Question

Construct a $\Delta ABC$ with $AB=3cm,BC=4cm$ and $AC=5cm$ and find a measure of $m\angle ABC$.
(A)$30{}^\circ $
(B)$53{}^\circ $
(C)$43{}^\circ $
(D)$90{}^\circ $

Answer 1

Hint: Observe the relation among the sides of the given triangle. Pythagoras theorem is for a right angled triangle and expressed as
${{\left( hypotenuse \right)}^{2}}={{\left( base \right)}^{2}}+{{\left( perpendicular \right)}^{2}}$
Use the above mentioned property of a right angle triangle and relate it with the given triangle with the help of sides.

Complete step-by-step answer:
We have a $\Delta ABC$ with sides AB of 3cm, BC of 4cm and AC of 5cm and we need to determine the measure of angle $\angle ABC$.

Here, let us try to observe the relation among the lengths of sides of $\Delta ABC$. We have
$AB=3cm,BC=4cm,AC=5cm$

Let us calculate the value of $A{{B}^{2}}+B{{C}^{2}}$ from the given triangle. Hence, we get

$A{{B}^{2}}+B{{C}^{2}}={{\left( 3 \right)}^{2}}+{{\left( 4 \right)}^{2}}$

$=9+14$

$A{{B}^{2}}+B{{C}^{2}}=25$ ……………………………………….(i)

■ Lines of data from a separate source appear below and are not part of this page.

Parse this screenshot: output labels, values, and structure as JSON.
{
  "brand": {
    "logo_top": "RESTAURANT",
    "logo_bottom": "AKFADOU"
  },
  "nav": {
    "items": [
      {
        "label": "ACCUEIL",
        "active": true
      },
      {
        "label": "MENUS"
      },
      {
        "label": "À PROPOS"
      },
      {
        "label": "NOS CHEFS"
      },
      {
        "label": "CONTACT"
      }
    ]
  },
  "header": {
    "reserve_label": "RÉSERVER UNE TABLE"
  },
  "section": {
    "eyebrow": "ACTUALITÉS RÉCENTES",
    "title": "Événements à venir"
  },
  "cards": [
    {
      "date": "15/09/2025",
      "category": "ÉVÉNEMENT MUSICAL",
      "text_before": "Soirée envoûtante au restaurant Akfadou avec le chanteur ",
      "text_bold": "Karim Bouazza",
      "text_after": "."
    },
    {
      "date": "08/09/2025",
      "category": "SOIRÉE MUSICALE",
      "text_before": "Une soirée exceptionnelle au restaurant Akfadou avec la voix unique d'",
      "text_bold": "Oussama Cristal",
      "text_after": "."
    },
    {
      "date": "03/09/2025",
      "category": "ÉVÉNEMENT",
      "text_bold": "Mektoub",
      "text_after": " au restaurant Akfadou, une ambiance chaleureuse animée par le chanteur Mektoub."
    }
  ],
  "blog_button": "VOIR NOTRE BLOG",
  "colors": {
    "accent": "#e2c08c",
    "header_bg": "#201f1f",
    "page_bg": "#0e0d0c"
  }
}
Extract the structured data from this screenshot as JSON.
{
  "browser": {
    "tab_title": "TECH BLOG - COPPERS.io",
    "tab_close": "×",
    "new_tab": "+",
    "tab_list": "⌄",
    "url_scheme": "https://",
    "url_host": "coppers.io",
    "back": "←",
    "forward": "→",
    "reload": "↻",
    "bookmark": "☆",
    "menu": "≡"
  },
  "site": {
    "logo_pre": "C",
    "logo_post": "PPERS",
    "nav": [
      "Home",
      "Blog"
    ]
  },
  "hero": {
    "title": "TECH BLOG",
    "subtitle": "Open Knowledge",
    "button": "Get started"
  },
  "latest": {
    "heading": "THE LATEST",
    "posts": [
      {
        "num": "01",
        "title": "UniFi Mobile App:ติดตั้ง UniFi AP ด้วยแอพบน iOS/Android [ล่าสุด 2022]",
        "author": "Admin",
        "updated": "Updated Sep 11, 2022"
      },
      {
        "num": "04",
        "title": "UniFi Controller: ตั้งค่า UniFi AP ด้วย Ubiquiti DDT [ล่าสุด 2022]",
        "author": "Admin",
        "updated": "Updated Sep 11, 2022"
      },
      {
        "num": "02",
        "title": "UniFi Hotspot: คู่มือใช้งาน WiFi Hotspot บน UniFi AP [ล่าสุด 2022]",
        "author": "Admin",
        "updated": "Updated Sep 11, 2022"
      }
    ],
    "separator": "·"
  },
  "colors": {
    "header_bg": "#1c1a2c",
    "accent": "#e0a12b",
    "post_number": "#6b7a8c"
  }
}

And hence, we can observe that the value of ${{\left( AC \right)}^{2}}$ can be given 25 as length AC is of 5 cm. So, we get

${{\left( AC \right)}^{2}}=25$ …………………………………………(ii)

Now, we can equate the left hand sides of the equation (i) and (ii) as the right hand sides of them are equal. So, we get

${{\left( AB \right)}^{2}}+{{\left( BC \right)}^{2}}={{\left( AC \right)}^{2}}$ ……………………………………(iii)

Now, we know the Pythagoras theorem for a right angle triangle is defined by the relation

${{\left( hypotenuse \right)}^{2}}={{\left( perpendicular \right)}^{2}}+{{\left( base
\right)}^{2}}$ ……………………………….(iv)
Where the opposite angle of hypotenuse is $90{}^\circ $.
Hence, on comparing the relations (iii) and (iv), we get that (AC) is acting as a hypotenuse for the $\Delta ABC$. Hence the measure of the angle B should be $90{}^\circ $ to follow the Pythagoras rule.
Hence, we get $m\angle ABC=90{}^\circ $
So, option (D) is the correct answer.

Note: Another approach for calculating the angle A in $\Delta ABC$ would be applying the cosine identity in terms of length. It is given as
$\cos \theta =\dfrac{{{b}^{2}}+{{c}^{2}}-{{a}^{2}}}{2bc}$
Where a, b, c are sides and $\theta $ is the angle between ‘b’ and ‘c’. So, we get
$\cos A=\dfrac{{{3}^{2}}+{{4}^{2}}-{{5}^{2}}}{2\times 3\times 4}=0$
Hence, $A=\dfrac{\pi }{2}\Rightarrow 90{}^\circ $
Observing the Pythagoras pattern with the given triangle is the key point of the question and solution as well.
One needs to be clear with the Pythagoras theorem. Place of the terms hypotenuse, base and perpendicular are fixed, it will not change. So, be careful with the identity of it as well.